An attribution model allows merchants to look at the set of ads that contribute to a sale or conversion over an extended period of time. This way, instead of the traditional method of crediting a sale or conversion to the last ad where it was clicked or viewed, an attribution model will attribute credit to each ad or “touchpoint” within the sales funnel.
Objective of attribution models
The goal behind attribution models is to get a complete picture of what’s happening across each marketing channel and understand the degree of influence each ad has on consumers’ decisions. By using an attribution model to track and analyze multiple touchpoints, marketers can gain new insights, optimize campaigns, and get a more accurate read about a campaign’s ROI.

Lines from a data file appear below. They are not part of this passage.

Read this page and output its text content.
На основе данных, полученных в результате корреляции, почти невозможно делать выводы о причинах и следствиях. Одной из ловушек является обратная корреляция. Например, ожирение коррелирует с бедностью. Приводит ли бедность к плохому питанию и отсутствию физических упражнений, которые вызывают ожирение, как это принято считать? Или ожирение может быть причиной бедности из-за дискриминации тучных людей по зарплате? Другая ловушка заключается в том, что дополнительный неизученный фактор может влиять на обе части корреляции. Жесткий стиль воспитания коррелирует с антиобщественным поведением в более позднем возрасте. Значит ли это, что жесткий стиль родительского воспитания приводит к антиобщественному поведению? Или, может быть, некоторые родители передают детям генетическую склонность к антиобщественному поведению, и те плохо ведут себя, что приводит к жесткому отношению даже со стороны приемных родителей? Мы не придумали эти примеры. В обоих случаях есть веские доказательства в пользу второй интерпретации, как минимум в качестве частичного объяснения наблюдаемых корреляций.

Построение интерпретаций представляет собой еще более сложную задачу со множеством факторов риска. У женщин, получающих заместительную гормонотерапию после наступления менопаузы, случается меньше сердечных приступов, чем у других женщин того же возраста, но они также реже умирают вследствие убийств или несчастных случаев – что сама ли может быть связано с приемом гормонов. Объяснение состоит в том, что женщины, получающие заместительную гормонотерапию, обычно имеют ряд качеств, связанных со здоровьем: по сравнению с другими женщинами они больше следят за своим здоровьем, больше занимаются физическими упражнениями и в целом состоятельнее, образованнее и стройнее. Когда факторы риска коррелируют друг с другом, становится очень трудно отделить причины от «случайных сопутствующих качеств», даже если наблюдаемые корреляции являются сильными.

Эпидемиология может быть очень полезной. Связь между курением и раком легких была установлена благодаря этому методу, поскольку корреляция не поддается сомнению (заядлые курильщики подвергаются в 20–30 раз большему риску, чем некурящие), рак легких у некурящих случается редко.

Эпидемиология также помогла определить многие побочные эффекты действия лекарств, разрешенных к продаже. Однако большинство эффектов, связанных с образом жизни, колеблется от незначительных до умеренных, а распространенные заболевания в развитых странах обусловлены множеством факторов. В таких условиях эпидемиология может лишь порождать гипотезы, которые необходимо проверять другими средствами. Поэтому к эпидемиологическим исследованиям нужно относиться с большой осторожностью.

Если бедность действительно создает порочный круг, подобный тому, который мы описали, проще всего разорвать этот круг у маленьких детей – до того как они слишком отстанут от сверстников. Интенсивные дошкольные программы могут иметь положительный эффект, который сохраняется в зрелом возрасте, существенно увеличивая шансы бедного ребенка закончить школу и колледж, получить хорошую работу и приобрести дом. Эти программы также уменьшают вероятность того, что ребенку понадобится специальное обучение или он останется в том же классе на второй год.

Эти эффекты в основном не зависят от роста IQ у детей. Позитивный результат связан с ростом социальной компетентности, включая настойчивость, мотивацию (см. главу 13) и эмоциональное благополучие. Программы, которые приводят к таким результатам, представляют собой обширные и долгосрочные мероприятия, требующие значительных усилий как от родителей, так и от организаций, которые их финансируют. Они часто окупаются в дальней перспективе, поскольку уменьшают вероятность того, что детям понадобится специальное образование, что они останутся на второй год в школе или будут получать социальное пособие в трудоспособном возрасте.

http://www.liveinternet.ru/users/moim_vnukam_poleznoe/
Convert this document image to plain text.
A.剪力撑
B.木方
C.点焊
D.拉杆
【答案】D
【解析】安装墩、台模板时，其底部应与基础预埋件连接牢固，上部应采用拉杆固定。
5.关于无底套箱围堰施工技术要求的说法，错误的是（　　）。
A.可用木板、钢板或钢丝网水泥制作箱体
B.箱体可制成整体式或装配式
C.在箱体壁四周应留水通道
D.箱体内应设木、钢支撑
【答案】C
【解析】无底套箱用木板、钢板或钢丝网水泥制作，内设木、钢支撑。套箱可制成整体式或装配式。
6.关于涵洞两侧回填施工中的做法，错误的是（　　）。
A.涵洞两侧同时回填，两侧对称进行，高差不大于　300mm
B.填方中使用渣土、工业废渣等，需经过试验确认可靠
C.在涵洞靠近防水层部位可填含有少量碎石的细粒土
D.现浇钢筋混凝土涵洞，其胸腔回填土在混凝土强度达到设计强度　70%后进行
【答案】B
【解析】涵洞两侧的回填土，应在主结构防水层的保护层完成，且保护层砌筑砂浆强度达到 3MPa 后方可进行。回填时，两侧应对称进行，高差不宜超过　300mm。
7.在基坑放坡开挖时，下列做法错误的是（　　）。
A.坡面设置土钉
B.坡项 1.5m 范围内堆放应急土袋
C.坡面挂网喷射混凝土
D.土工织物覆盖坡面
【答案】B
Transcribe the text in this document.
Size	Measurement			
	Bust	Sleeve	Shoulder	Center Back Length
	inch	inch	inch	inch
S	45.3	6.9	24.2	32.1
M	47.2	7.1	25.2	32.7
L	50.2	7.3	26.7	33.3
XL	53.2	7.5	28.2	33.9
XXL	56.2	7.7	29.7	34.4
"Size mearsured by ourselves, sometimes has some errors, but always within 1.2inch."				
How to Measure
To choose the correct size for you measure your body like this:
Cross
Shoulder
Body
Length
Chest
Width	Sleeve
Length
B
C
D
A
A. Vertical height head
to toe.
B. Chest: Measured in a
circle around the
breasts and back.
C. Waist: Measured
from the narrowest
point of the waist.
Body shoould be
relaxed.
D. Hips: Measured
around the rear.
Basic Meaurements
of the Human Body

How to choose an attribution model
The biggest challenge for creating an attribution model is identifying the amount of credit to be allocated to each attribution. In other words, a salesperson must determine the degree of influence to assign each touchpoint or an advertisement. Was it the initial ad that got the most credit, or was it the third ad in the sales funnel that was most influential? Determining this can be very difficult considering that there are many other contributing factors, such as the time of advertising, the speed of decline of advertising, what products were sold, the amount spent, etc.
A good attribution model must also take into account the uncertainty factor. Was the buyer recommended by a friend? Did you see the product in a magazine ad or TV ad?
In order to ensure accuracy in the credit attributed to each announcement, analysts must continuously test and recalibrate attribution models for extended periods of time. Only then will they be able to have successful models that allow them to make effective marketing decisions.